The next idea I had was to first randomize "how many numbers there will probably be choosen". Then make an urn with 1 Billion numbers in it and start drawing without "putting back". I am not 100% sure about the exact formulas involved here, but this idea has another issue: "Drawing numbers without putting back" from a large pool of numbers is not very efficient for the programming circumstances I had in mind either.
So finally my last idea was, that is should be possible to have a formula for the following statement (for one random draw):
"$f_P(X)$ = the smallest number of a set of $X$ numbers, if each number is choosen with Probability $P$ or $X+1$ if not a single number was choosen?"
Then, I could first run the formula with $X_0=f_P(10^9)$ to get my first number. Then again with $X_1=X_0 + f_P(10^9 - X_0)$ and so on... $X_{m+1} = X_m + f_P(10^9 - X_m)$ until $X_m \geq 10^9$.
This would hopefully result in a lot less dice rolling and should give the exact same probability distribution as the original "straight-forward" solution, right?
Now I am stuck trying to meld this into one formula.
I tried to start with a solution for a very simple case like $f_{0.1}(10)$. Well, the probability that $f_{0.1}(10)=1$ is clearly $10\%$ (namely if the first number is choosen. Then the others don't matter anymore). Then for $f_{0.1}(10)=2$ its $0.9*0.1 = 0.09$ (first is not choosen, but second is) and so on until for $f_{0.1}(10) = 11$ its about $0.9^{10} \approx 0.35$. I can calculate that for every number, multiply by the number and sum everything up to get my expected value.
Well, but that is a lot of multiplying and adding. That was not the point of the exercise ;-), as I wanted to reduce my number of needed calculations!

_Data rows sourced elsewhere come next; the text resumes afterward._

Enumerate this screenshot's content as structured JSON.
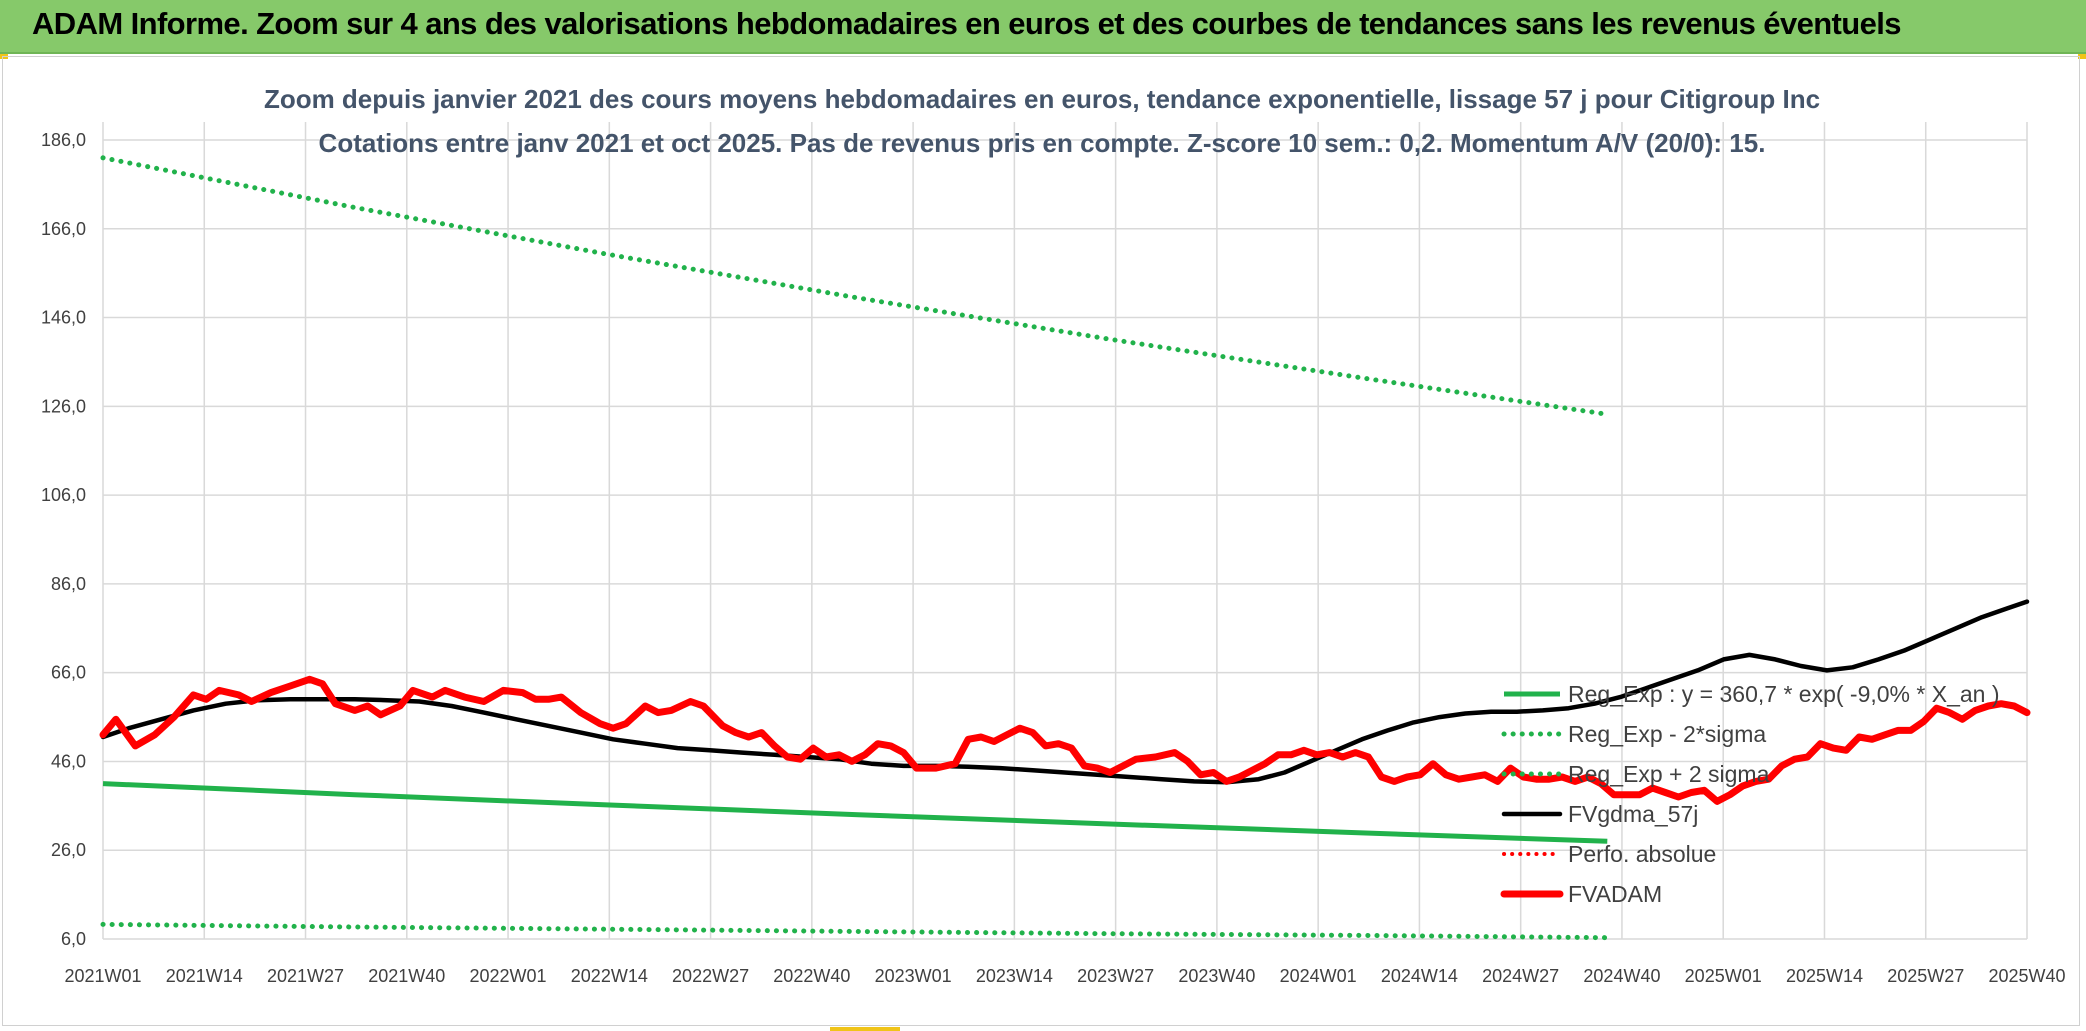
{
  "banner": {
    "title": "ADAM Informe. Zoom sur 4 ans des valorisations hebdomadaires en euros et des courbes de tendances sans les revenus éventuels"
  },
  "colors": {
    "green_line": "#21b24b",
    "green_dotted": "#21b24b",
    "black_line": "#000000",
    "red_line": "#ff0000",
    "red_dotted": "#ff0000",
    "grid": "#d9d9d9",
    "title_text": "#44546a",
    "banner_bg": "#86c96a"
  },
  "chart_data": {
    "type": "line",
    "title": "Zoom depuis janvier 2021 des cours moyens hebdomadaires en euros, tendance exponentielle, lissage 57 j pour Citigroup Inc",
    "subtitle": "Cotations entre janv 2021 et oct 2025. Pas de revenus pris en compte. Z-score 10 sem.: 0,2. Momentum A/V (20/0): 15.",
    "xlabel": "",
    "ylabel": "",
    "ylim": [
      6,
      186
    ],
    "y_ticks": [
      "186,0",
      "166,0",
      "146,0",
      "126,0",
      "106,0",
      "86,0",
      "66,0",
      "46,0",
      "26,0",
      "6,0"
    ],
    "y_tick_values": [
      186,
      166,
      146,
      126,
      106,
      86,
      66,
      46,
      26,
      6
    ],
    "x_ticks": [
      "2021W01",
      "2021W14",
      "2021W27",
      "2021W40",
      "2022W01",
      "2022W14",
      "2022W27",
      "2022W40",
      "2023W01",
      "2023W14",
      "2023W27",
      "2023W40",
      "2024W01",
      "2024W14",
      "2024W27",
      "2024W40",
      "2025W01",
      "2025W14",
      "2025W27",
      "2025W40"
    ],
    "grid": true,
    "legend_position": "right",
    "series": [
      {
        "name": "Reg_Exp : y = 360,7 * exp( -9,0% * X_an )",
        "style": "solid-green",
        "points": [
          [
            1,
            41
          ],
          [
            40,
            38.5
          ],
          [
            79,
            36.2
          ],
          [
            118,
            34
          ],
          [
            157,
            31.9
          ],
          [
            196,
            29.9
          ],
          [
            234,
            28
          ]
        ]
      },
      {
        "name": "Reg_Exp - 2*sigma",
        "style": "dotted-green",
        "points": [
          [
            1,
            9.3
          ],
          [
            40,
            8.7
          ],
          [
            79,
            8.2
          ],
          [
            118,
            7.7
          ],
          [
            157,
            7.2
          ],
          [
            196,
            6.8
          ],
          [
            234,
            6.3
          ]
        ]
      },
      {
        "name": "Reg_Exp + 2 sigma",
        "style": "dotted-green",
        "points": [
          [
            1,
            182
          ],
          [
            40,
            170.8
          ],
          [
            79,
            160.3
          ],
          [
            118,
            150.4
          ],
          [
            157,
            141.1
          ],
          [
            196,
            132.4
          ],
          [
            234,
            124.2
          ]
        ]
      },
      {
        "name": "FVgdma_57j",
        "style": "solid-black",
        "points": [
          [
            1,
            51.5
          ],
          [
            5,
            53.5
          ],
          [
            10,
            55.5
          ],
          [
            15,
            57.5
          ],
          [
            20,
            59
          ],
          [
            25,
            59.8
          ],
          [
            30,
            60
          ],
          [
            35,
            60
          ],
          [
            40,
            60
          ],
          [
            45,
            59.8
          ],
          [
            50,
            59.5
          ],
          [
            55,
            58.5
          ],
          [
            60,
            57
          ],
          [
            65,
            55.5
          ],
          [
            70,
            54
          ],
          [
            75,
            52.5
          ],
          [
            80,
            51
          ],
          [
            85,
            50
          ],
          [
            90,
            49
          ],
          [
            95,
            48.5
          ],
          [
            100,
            48
          ],
          [
            105,
            47.5
          ],
          [
            110,
            47
          ],
          [
            115,
            46.5
          ],
          [
            120,
            45.5
          ],
          [
            125,
            45
          ],
          [
            130,
            45
          ],
          [
            135,
            44.8
          ],
          [
            140,
            44.5
          ],
          [
            145,
            44
          ],
          [
            150,
            43.5
          ],
          [
            155,
            43
          ],
          [
            160,
            42.5
          ],
          [
            165,
            42
          ],
          [
            170,
            41.5
          ],
          [
            175,
            41.3
          ],
          [
            180,
            42
          ],
          [
            184,
            43.5
          ],
          [
            188,
            46
          ],
          [
            192,
            48.5
          ],
          [
            196,
            51
          ],
          [
            200,
            53
          ],
          [
            204,
            54.8
          ],
          [
            208,
            56
          ],
          [
            212,
            56.8
          ],
          [
            216,
            57.2
          ],
          [
            220,
            57.2
          ],
          [
            224,
            57.5
          ],
          [
            228,
            58
          ],
          [
            232,
            59
          ],
          [
            236,
            60.5
          ],
          [
            240,
            62.5
          ],
          [
            244,
            64.5
          ],
          [
            248,
            66.5
          ],
          [
            252,
            69
          ],
          [
            256,
            70
          ],
          [
            260,
            69
          ],
          [
            264,
            67.5
          ],
          [
            268,
            66.5
          ],
          [
            272,
            67.2
          ],
          [
            276,
            69
          ],
          [
            280,
            71
          ],
          [
            284,
            73.5
          ],
          [
            288,
            76
          ],
          [
            292,
            78.5
          ],
          [
            296,
            80.5
          ],
          [
            299,
            82
          ]
        ]
      },
      {
        "name": "Perfo. absolue",
        "style": "dotted-red",
        "points": []
      },
      {
        "name": "FVADAM",
        "style": "solid-red-thick",
        "points": [
          [
            1,
            52
          ],
          [
            3,
            55.5
          ],
          [
            6,
            49.5
          ],
          [
            9,
            52
          ],
          [
            12,
            56
          ],
          [
            15,
            61
          ],
          [
            17,
            60
          ],
          [
            19,
            62
          ],
          [
            22,
            61
          ],
          [
            24,
            59.5
          ],
          [
            27,
            61.5
          ],
          [
            30,
            63
          ],
          [
            33,
            64.5
          ],
          [
            35,
            63.5
          ],
          [
            37,
            59
          ],
          [
            40,
            57.5
          ],
          [
            42,
            58.5
          ],
          [
            44,
            56.5
          ],
          [
            47,
            58.5
          ],
          [
            49,
            62
          ],
          [
            52,
            60.5
          ],
          [
            54,
            62
          ],
          [
            57,
            60.5
          ],
          [
            60,
            59.5
          ],
          [
            63,
            62
          ],
          [
            66,
            61.5
          ],
          [
            68,
            60
          ],
          [
            70,
            60
          ],
          [
            72,
            60.5
          ],
          [
            75,
            57
          ],
          [
            78,
            54.5
          ],
          [
            80,
            53.5
          ],
          [
            82,
            54.5
          ],
          [
            85,
            58.5
          ],
          [
            87,
            57
          ],
          [
            89,
            57.5
          ],
          [
            92,
            59.5
          ],
          [
            94,
            58.5
          ],
          [
            97,
            54
          ],
          [
            99,
            52.5
          ],
          [
            101,
            51.5
          ],
          [
            103,
            52.5
          ],
          [
            105,
            49.5
          ],
          [
            107,
            47
          ],
          [
            109,
            46.5
          ],
          [
            111,
            49
          ],
          [
            113,
            47
          ],
          [
            115,
            47.5
          ],
          [
            117,
            46
          ],
          [
            119,
            47.5
          ],
          [
            121,
            50
          ],
          [
            123,
            49.5
          ],
          [
            125,
            48
          ],
          [
            127,
            44.5
          ],
          [
            130,
            44.5
          ],
          [
            133,
            45.5
          ],
          [
            135,
            51
          ],
          [
            137,
            51.5
          ],
          [
            139,
            50.5
          ],
          [
            141,
            52
          ],
          [
            143,
            53.5
          ],
          [
            145,
            52.5
          ],
          [
            147,
            49.5
          ],
          [
            149,
            50
          ],
          [
            151,
            49
          ],
          [
            153,
            45
          ],
          [
            155,
            44.5
          ],
          [
            157,
            43.5
          ],
          [
            159,
            45
          ],
          [
            161,
            46.5
          ],
          [
            164,
            47
          ],
          [
            167,
            48
          ],
          [
            169,
            46
          ],
          [
            171,
            43
          ],
          [
            173,
            43.5
          ],
          [
            175,
            41.5
          ],
          [
            177,
            42.5
          ],
          [
            179,
            44
          ],
          [
            181,
            45.5
          ],
          [
            183,
            47.5
          ],
          [
            185,
            47.5
          ],
          [
            187,
            48.5
          ],
          [
            189,
            47.5
          ],
          [
            191,
            48
          ],
          [
            193,
            47
          ],
          [
            195,
            48
          ],
          [
            197,
            47
          ],
          [
            199,
            42.5
          ],
          [
            201,
            41.5
          ],
          [
            203,
            42.5
          ],
          [
            205,
            43
          ],
          [
            207,
            45.5
          ],
          [
            209,
            43
          ],
          [
            211,
            42
          ],
          [
            213,
            42.5
          ],
          [
            215,
            43
          ],
          [
            217,
            41.5
          ],
          [
            219,
            44.5
          ],
          [
            221,
            42.5
          ],
          [
            223,
            42
          ],
          [
            225,
            42
          ],
          [
            227,
            42.5
          ],
          [
            229,
            41.5
          ],
          [
            231,
            42.5
          ],
          [
            233,
            41
          ],
          [
            235,
            38.5
          ],
          [
            237,
            38.5
          ],
          [
            239,
            38.5
          ],
          [
            241,
            40
          ],
          [
            243,
            39
          ],
          [
            245,
            38
          ],
          [
            247,
            39
          ],
          [
            249,
            39.5
          ],
          [
            251,
            37
          ],
          [
            253,
            38.5
          ],
          [
            255,
            40.5
          ],
          [
            257,
            41.5
          ],
          [
            259,
            42
          ],
          [
            261,
            45
          ],
          [
            263,
            46.5
          ],
          [
            265,
            47
          ],
          [
            267,
            50
          ],
          [
            269,
            49
          ],
          [
            271,
            48.5
          ],
          [
            273,
            51.5
          ],
          [
            275,
            51
          ],
          [
            277,
            52
          ],
          [
            279,
            53
          ],
          [
            281,
            53
          ],
          [
            283,
            55
          ],
          [
            285,
            58
          ],
          [
            287,
            57
          ],
          [
            289,
            55.5
          ],
          [
            291,
            57.5
          ],
          [
            293,
            58.5
          ],
          [
            295,
            59
          ],
          [
            297,
            58.5
          ],
          [
            299,
            57
          ]
        ]
      }
    ]
  },
  "legend": {
    "items": [
      {
        "label": "Reg_Exp : y = 360,7 * exp( -9,0% *  X_an )",
        "style": "solid-green"
      },
      {
        "label": "Reg_Exp - 2*sigma",
        "style": "dotted-green"
      },
      {
        "label": "Reg_Exp + 2 sigma",
        "style": "dotted-green"
      },
      {
        "label": "FVgdma_57j",
        "style": "solid-black"
      },
      {
        "label": "Perfo. absolue",
        "style": "dotted-red"
      },
      {
        "label": "FVADAM",
        "style": "solid-red-thick"
      }
    ]
  }
}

Is there a way to get from this to a formula where I just plug in $X$ and $P$ and do a couple of operations and some coin flipping or dice rolling?
I am not sure whether I understand your question correctly, but I think the question you are asking is directly related to the question 'What is the expected value of the geometric distribution?', which you can easily find, e.g. on https://en.wikipedia.org/wiki/Geometric_distribution
A word of explanation on how I understand your question. The random process where each item in your list X has a probability p is simply a repitition of a Bernoulli experiment; the fact that you are asking the question "which item will have the first success?" is precisely encaptured by the geometric distribution. In principle, you might encounter the problem with your finite set X that (in your language) no number at all will be selected, which precisely means that no Bernoulli experiment will be succesfull. As long as your probability p is much bigger than 1/(size X) (as in your example with size(X)=10^9 and p=10^-5) the probability of no such success will be neglible, though, so you can safely work with the geometric distribution.